Она вымыла руки, взяла кусочек ватки и, положив ладонь на его голову, негромко-ласково приказала ему:
– Смотрите на меня. Нет, не в сторону. На меня смотрите. Мне в глаза. Ну!
Он увидел перед собой ее улыбающиеся губы – они приближались к его лицу, – и эта улыбка все нежно дрожала в уголках Лидиного рта, влажно блестели белые зубы, когда она пальцами притронулась к его векам. Ему больно было смотреть на ее зубы, и он зажмурился, дернулся на стуле.
– Сережа, смотрите мне в лицо. Экий вы!.. – повторила она и засмеялась. Он открыл глаза, его взгляд неуверенно коснулся темной глубины ее зрачков, и он внезапно задохнулся от волнения, громко сглотнул, слыша этот отвратительный щелчок в горле. Она спросила, высоко подняв брови:
– Вам больно? Бе-едненький, – и вытерла его лоб ватой.
– Нет… Ни капли… – прошептал Сергей.
– Ну вот и все, – сказала она со вздохом. – Соринки были по всему глазу. Едва не выдернула все ваши длинные ресницы. Зачем у вас такие длинные ресницы? Мужчине ни к чему.
Сергей поднялся, потный, не зная, куда девать руки, стал мять кепку, пробормотал:
– Спасибо. По гроб жизни вам благодарен, спасибо…
– О, пожалуйста! Не за что! – шутливо воскликнула Лида. – Так, значит, вас Банников послал? Знаете, Сережа, заходите ко мне. Я слышала, вы любите читать. У меня маленькая библиотечка. Буду рада вас видеть.
И он, не ответив, вышел от нее, повторяя про себя: "По гроб жизни вам благодарен". Он готов был ударить себя, вспоминая эти слова: нужно же было сказать такую глупость! Дурак – и больше ничего!

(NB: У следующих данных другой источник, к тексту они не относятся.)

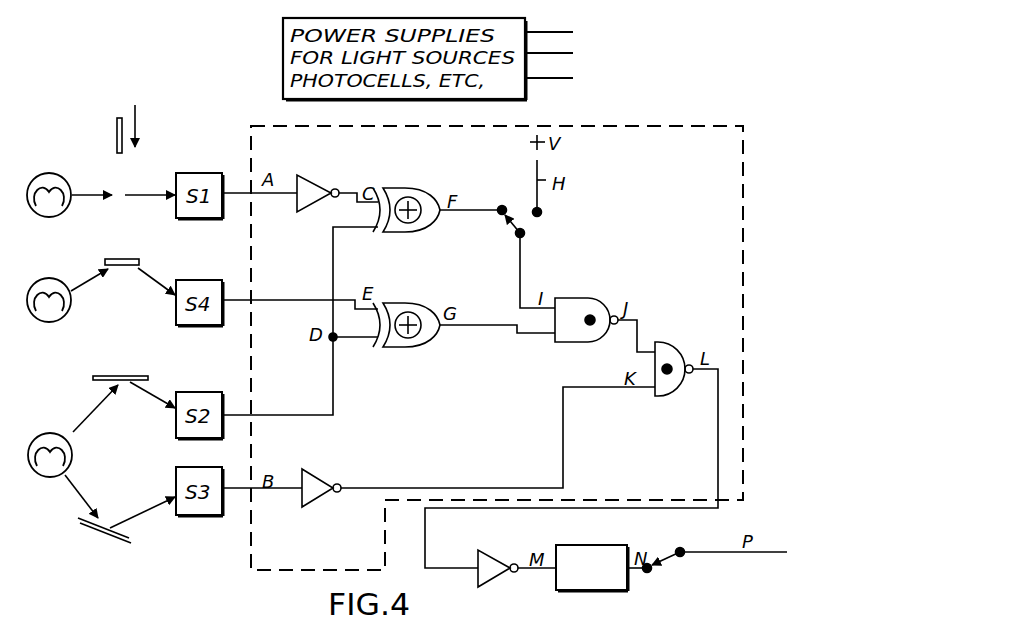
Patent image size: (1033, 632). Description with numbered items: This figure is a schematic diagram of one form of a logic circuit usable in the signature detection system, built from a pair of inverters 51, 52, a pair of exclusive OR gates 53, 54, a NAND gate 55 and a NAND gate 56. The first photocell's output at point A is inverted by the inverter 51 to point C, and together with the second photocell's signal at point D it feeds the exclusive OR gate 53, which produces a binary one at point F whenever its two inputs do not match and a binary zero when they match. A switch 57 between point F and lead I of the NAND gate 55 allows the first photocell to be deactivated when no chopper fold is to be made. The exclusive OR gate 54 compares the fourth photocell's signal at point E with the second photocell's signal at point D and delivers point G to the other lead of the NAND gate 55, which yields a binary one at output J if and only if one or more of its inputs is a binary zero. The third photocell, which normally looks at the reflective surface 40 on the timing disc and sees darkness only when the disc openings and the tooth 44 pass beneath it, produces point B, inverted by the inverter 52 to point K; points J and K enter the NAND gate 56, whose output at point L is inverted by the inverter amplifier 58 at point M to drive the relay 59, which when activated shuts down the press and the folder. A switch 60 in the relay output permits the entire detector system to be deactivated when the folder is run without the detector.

The reflective surface 40 is at (100, 538).
The tooth 44 is at (125, 376).
The inverter 51 is at (316, 182).
The inverter 52 is at (318, 477).
The exclusive OR gate 53 is at (437, 182).
The exclusive OR gate 54 is at (412, 303).
The NAND gate 55 is at (590, 299).
The NAND gate 56 is at (667, 345).
The switch 57 is at (507, 231).
The inverter amplifier 58 is at (490, 556).
The relay 59 is at (581, 541).
The switch 60 is at (670, 556).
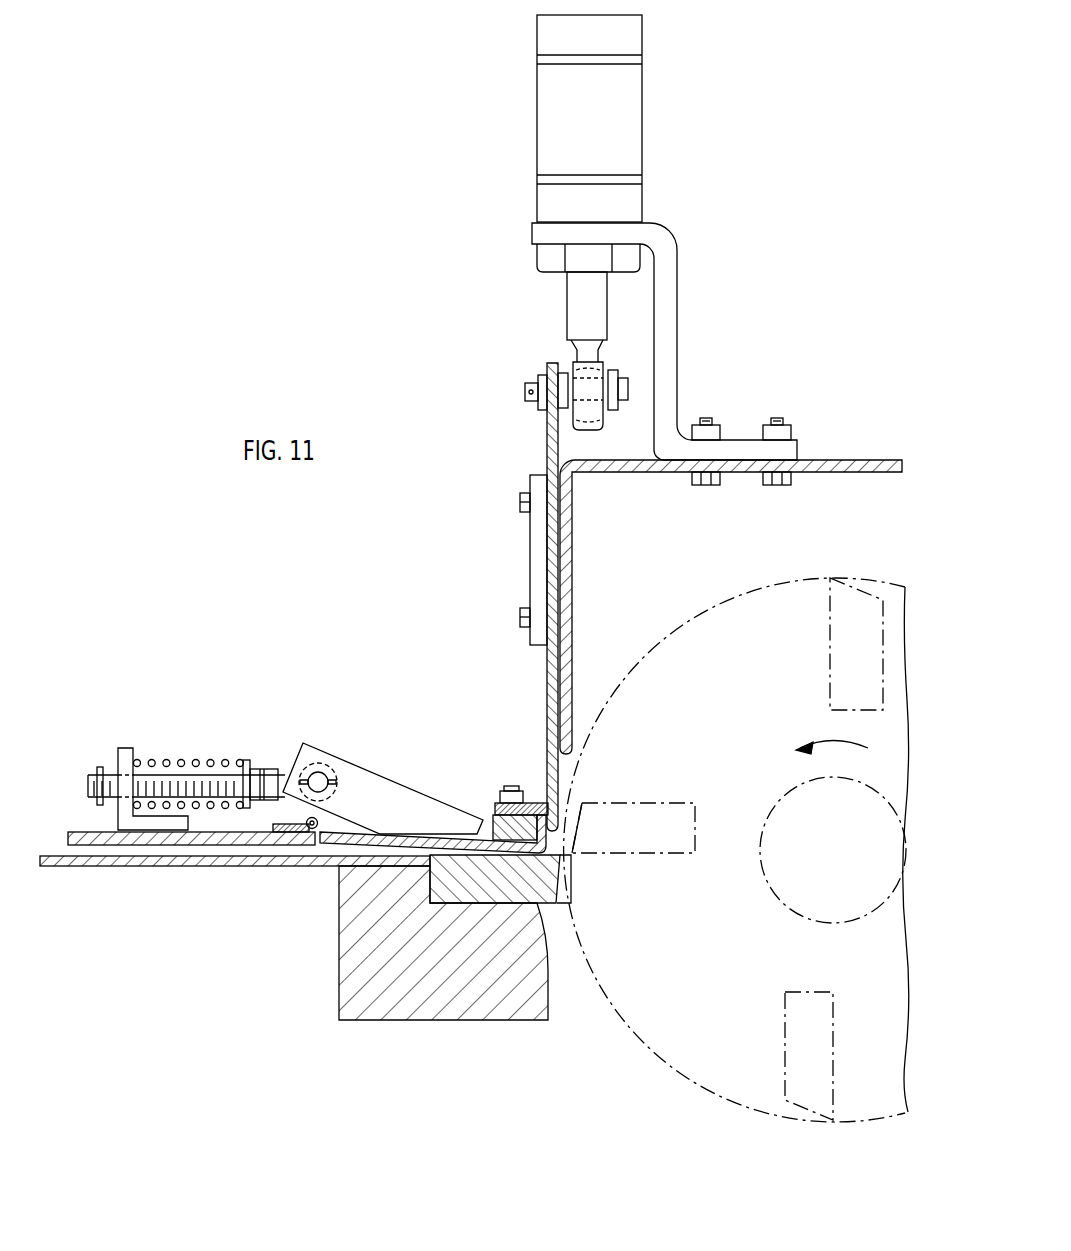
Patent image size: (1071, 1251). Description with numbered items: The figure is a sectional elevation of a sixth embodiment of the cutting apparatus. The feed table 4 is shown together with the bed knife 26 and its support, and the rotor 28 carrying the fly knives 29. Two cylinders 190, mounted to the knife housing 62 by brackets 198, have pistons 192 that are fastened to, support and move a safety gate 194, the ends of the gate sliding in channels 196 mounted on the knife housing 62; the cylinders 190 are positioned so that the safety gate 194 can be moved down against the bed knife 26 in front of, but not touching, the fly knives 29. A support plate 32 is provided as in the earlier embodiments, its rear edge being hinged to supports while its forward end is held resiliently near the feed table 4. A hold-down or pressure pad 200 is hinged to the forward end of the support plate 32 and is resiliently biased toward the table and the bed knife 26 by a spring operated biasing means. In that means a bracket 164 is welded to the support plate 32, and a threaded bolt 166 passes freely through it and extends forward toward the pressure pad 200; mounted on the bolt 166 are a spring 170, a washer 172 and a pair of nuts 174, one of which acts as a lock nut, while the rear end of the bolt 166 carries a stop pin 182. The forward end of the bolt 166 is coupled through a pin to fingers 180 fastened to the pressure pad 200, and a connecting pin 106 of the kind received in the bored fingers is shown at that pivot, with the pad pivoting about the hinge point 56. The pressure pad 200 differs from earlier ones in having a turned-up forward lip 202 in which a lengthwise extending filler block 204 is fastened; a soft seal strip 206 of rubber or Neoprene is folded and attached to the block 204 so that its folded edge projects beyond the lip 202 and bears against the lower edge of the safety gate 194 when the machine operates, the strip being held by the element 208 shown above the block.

The feed table 4 is at (160, 863).
The bed knife 26 is at (514, 889).
The rotor 28 is at (710, 608).
The fly knives 29 is at (828, 662).
The support plate 32 is at (80, 834).
The pivot 56 is at (305, 820).
The knife housing 62 is at (875, 466).
The connecting pin 106 is at (320, 782).
The brackets 164 is at (125, 748).
The threaded bolt 166 is at (88, 784).
The spring 170 is at (163, 760).
The washer 172 is at (243, 762).
The nuts 174 is at (270, 770).
The fingers 180 is at (358, 766).
The stop pin 182 is at (99, 766).
The cylinders 190 is at (642, 123).
The pistons 192 is at (567, 312).
The safety gate 194 is at (548, 705).
The channels 196 is at (535, 570).
The brackets 198 is at (667, 333).
The pressure pad 200 is at (446, 836).
The lip 202 is at (553, 836).
The filler block 204 is at (492, 826).
The soft seal strip 206 is at (536, 800).
The pad 208 is at (555, 808).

После того дня он стал заходить к Лидии Александровне. Его тянуло по вечерам в ее чистенькую, маленькую комнатку с всегда опрятными и белыми занавесками на окнах, с прохладой вымытого деревянного пола. Керны, образцы, куски породы аккуратно лежали на столе, незнакомо и сладковато пахло духами, веяло покоем, непорочно секретным миром, в котором жила она. Сама Лида в спортивной безрукавке, натянутой на ее острой груди, встречала его очень приветливо, улыбаясь ему радостной улыбкой, и крепко, не по-женски пожимала его руку: "А, Сережа, проходи, проходи".
Однако было ему неприятно и странно то, что Банников иногда сидел тут же; сквозь дымок папиросы с любопытством поглядывал на Сергея, как бы следил за его неловкостью, за его скованными движениями, и барабанил пальцами по коробке папирос; всегда бледное лицо его было внимательно-спокойным. Он говорил:
– Садись, Сержик, потолкуем за жизнь. Лида любит слушать спор двух мужчин. Я прав, Лидия Александровна?
– Что ж, я готова, – почему-то хмурясь, говорила она.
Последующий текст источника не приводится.